Minggu, 14 September 2025 | September 14, 2025 WIB Last Updated 2025-09-14T06:08:27Z

diskusi_publik_walhi_sumba_barat_daya_ntt
Wahana Lingkungan Hidup Indonesia (WALHI) menggelar diskusi publik bertajuk “Perlindungan Petani dan Nelayan di Tengah Krisis Ekologi” di Aula Universitas Stella Maris (UNMARIS) Sumba, Rabu (10/9)

Sumba Barat Daya, NTT
– Wahana Lingkungan Hidup Indonesia (WALHI) menggelar diskusi publik bertajuk “Perlindungan Petani dan Nelayan di Tengah Krisis Ekologi” di Aula Universitas Stella Maris (UNMARIS) Sumba, Rabu (10/9). Acara ini menjadi bagian dari rangkaian menuju Pertemuan Nasional Lingkungan Hidup (PNLH) XIV yang akan digelar pada 18–24 September 2025 di Pulau Sumba.


Rektor UNMARIS, Drs. Alexander Adis, MM, menekankan pentingnya menjaga hutan dan laut sebagai warisan generasi. “Kita sudah berada di titik keterlambatan, karena itu generasi sekarang harus melestarikan hutan dan biota laut,” ujarnya.


Direktur WALHI NTT, Umbu Wulang Tanaamah Paranggi, mengingatkan bahwa kekayaan alam Sumba adalah warisan leluhur yang harus dijaga bersama. “Banyak yang telah hilang dari Sumba, mulai dari cendana hingga kuda Sandelwood. Jika itu lenyap, artinya kita telah gagal menjaga warisan leluhur,” tegasnya.
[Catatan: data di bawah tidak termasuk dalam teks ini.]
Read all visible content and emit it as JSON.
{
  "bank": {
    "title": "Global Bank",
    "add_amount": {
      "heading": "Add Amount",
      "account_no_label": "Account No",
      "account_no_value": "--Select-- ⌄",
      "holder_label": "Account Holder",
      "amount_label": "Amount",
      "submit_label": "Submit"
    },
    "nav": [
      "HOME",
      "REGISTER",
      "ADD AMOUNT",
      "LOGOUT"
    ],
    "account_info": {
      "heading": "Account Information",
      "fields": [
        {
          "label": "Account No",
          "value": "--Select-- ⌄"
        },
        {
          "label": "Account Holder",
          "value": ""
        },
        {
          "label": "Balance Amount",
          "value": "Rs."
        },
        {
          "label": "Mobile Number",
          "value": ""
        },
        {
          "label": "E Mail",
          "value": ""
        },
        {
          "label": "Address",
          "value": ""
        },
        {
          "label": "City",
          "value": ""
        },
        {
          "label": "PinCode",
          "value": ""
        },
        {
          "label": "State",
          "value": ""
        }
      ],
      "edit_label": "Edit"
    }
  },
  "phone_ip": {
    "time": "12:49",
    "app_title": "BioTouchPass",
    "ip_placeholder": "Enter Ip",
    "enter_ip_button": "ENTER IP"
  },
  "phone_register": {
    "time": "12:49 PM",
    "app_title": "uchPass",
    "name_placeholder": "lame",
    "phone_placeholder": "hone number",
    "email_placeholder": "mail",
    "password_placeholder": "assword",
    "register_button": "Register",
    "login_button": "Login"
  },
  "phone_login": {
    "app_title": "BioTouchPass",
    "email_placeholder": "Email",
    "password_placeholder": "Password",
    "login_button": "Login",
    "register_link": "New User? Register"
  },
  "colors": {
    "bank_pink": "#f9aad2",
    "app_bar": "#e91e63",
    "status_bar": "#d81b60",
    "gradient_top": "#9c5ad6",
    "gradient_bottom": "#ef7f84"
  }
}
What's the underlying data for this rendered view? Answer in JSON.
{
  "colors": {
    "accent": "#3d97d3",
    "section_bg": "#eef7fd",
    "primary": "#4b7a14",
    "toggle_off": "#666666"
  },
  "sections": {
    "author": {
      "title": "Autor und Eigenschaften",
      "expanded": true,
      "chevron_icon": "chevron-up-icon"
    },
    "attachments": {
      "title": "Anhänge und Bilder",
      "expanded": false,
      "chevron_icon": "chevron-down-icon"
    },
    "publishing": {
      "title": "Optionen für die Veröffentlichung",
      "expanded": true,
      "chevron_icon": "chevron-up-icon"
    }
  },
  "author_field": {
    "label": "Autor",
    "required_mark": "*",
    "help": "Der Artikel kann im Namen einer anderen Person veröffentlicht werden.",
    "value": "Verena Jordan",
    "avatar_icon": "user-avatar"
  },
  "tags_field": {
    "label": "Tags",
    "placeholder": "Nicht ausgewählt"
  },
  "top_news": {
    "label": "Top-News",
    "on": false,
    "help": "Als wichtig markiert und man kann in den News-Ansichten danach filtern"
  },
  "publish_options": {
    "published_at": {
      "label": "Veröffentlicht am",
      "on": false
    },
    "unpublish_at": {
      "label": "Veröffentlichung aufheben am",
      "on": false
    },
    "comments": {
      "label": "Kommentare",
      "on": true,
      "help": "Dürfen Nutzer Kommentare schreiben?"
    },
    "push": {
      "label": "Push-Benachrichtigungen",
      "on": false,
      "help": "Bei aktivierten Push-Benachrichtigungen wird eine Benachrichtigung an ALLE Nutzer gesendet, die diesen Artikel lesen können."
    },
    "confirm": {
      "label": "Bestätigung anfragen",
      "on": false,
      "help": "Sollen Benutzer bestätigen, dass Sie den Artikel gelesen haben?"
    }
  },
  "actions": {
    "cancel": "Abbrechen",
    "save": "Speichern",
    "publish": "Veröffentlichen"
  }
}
Wakil Bupati Sumba Barat Daya, Dominikus Alphawan Rangga Kaka, yang membuka acara secara resmi, menyebut PNLH XIV sebagai forum strategis bagi pegiat lingkungan, masyarakat adat, dan akademisi. “Pemerintah tidak bisa bekerja sendiri, dibutuhkan kolaborasi erat dengan masyarakat sipil,” katanya.


Narasumber Tekankan Solusi Nyata


Diskusi ini menghadirkan empat narasumber dengan beragam perspektif:


Dr. Keba Moto Tanabani menyoroti pentingnya inovasi lokal seperti pupuk biologis untuk mendukung pertanian berkelanjutan.


Yonathan B. Agu Ate memaparkan krisis ekologis yang dihadapi petani, mulai dari kekeringan, banjir, longsor, hingga punahnya keanekaragaman hayati.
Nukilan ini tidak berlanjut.